= Viva Festival =

UK film festival

Viva festival logo

¡Viva! Spanish and Latin American Film Festival is an annual festival, established in 1995, that is dedicated to the promotion and appreciation of Spanish and Latin American cinema. It takes place at HOME, Manchester (2015 onward), having previously taken place at Cornerhouse, Manchester (1995 - 2015).

¡Viva! is the only UK festival dedicated to the promotion of Spanish and Latin American cinema. The festival used to focus only on Spanish cinema, but in the mid-2000's it expanded to Latin America as well. It is produced by HOME (previously Cornerhouse) in partnership with Manchester’s Instituto Cervantes and with The University of Manchester and Manchester Metropolitan University.

It presents a wide range of Spanish language films from across the globe. The week-long festival is also committed to the teaching of Spanish and Latin American culture, and offers study sessions and engagement events for the general public, GCSE and A-Level students and teachers.

Throughout the years, ¡Viva! has presented a variety of new and independent films, as well as a selection of older productions. Directors and actors have attended to show and discuss their work, including Bigas Luna, Julio Medem, Carlos Sorín, Icíar Bollaín, and Gabriel Nesci amongst others.
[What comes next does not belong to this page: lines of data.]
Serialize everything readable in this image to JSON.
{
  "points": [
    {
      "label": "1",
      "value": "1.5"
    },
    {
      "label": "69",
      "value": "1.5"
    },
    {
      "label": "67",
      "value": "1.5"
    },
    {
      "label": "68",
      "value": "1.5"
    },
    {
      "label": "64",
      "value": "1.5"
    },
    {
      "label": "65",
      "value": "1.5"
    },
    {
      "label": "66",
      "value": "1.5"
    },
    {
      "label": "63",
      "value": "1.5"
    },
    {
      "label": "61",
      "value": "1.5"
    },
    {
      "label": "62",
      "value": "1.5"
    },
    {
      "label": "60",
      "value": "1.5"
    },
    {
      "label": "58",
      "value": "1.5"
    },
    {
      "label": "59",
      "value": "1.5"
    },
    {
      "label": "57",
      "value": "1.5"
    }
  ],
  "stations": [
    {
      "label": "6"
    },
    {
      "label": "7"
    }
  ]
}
In January 2015, it was announced that ¡Viva! would be adopting a new format for the 2015 festival, taking place over three separate weekends throughout the year, to form part of the opening program of HOME, Manchester’s International Centre for Contemporary Visual Art, Film and Theatre that is the result of a merger between Cornerhouse and Manchester’s Library Theatre Company. The first ‘¡Viva! Weekender’ in March 2015 was the last ¡Viva! event to be held at Cornerhouse – all future events related to the festival, including two further ‘Weekenders’ in June and November 2015, focusing on Mexico and Spain respectively, were held at HOME, with the festival returning to its traditional week-long format from 2016.
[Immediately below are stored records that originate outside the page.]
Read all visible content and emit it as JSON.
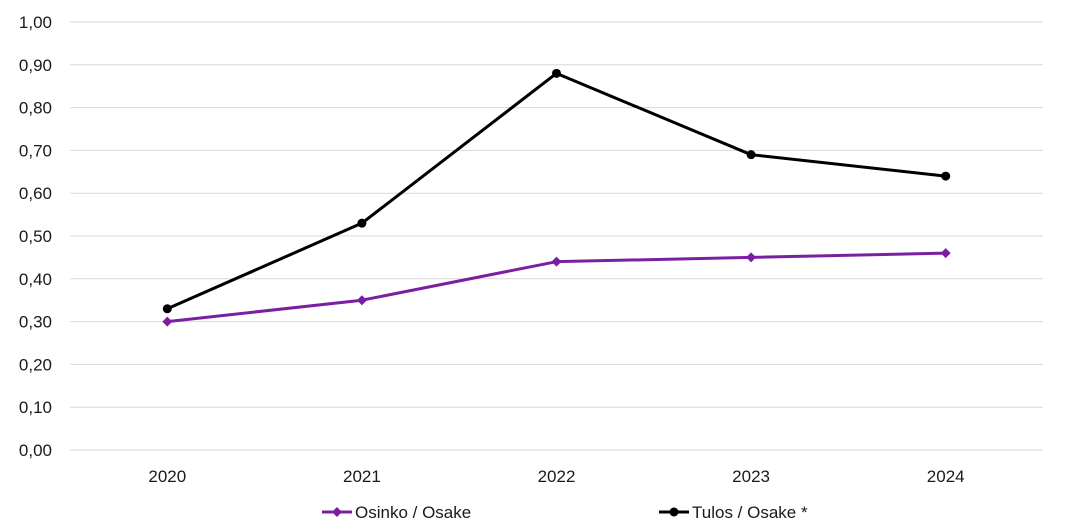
{
  "chart_data": {
    "type": "line",
    "categories": [
      "2020",
      "2021",
      "2022",
      "2023",
      "2024"
    ],
    "series": [
      {
        "name": "Osinko / Osake",
        "values": [
          0.3,
          0.35,
          0.44,
          0.45,
          0.46
        ],
        "color": "#7b1fa2",
        "marker": "diamond"
      },
      {
        "name": "Tulos / Osake *",
        "values": [
          0.33,
          0.53,
          0.88,
          0.69,
          0.64
        ],
        "color": "#000000",
        "marker": "circle"
      }
    ],
    "y_ticks": [
      "0,00",
      "0,10",
      "0,20",
      "0,30",
      "0,40",
      "0,50",
      "0,60",
      "0,70",
      "0,80",
      "0,90",
      "1,00"
    ],
    "ylim": [
      0,
      1.0
    ],
    "grid": true,
    "legend_position": "bottom"
  }
}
The ¡Viva! lineup focuses on films that do not make it into regular cinemas, especially in the UK. The titles are chosen from film festivals around the world including Cannes, Berlin and Toronto, among others. The festival does not have open-calls, but does have an extensive network of producers, filmmakers and their friends who might assist the programming team in possible additions to the festival.

The programming team consists of Rachel Hayward (HOME’s Head of Film Strategy), Jessie Gibbs (¡Viva! Festival Coordinator), wo have both worked at the festival since 2005, and Andy Willis from the University of Salford (HOME’s Senior Visiting Curator: Film).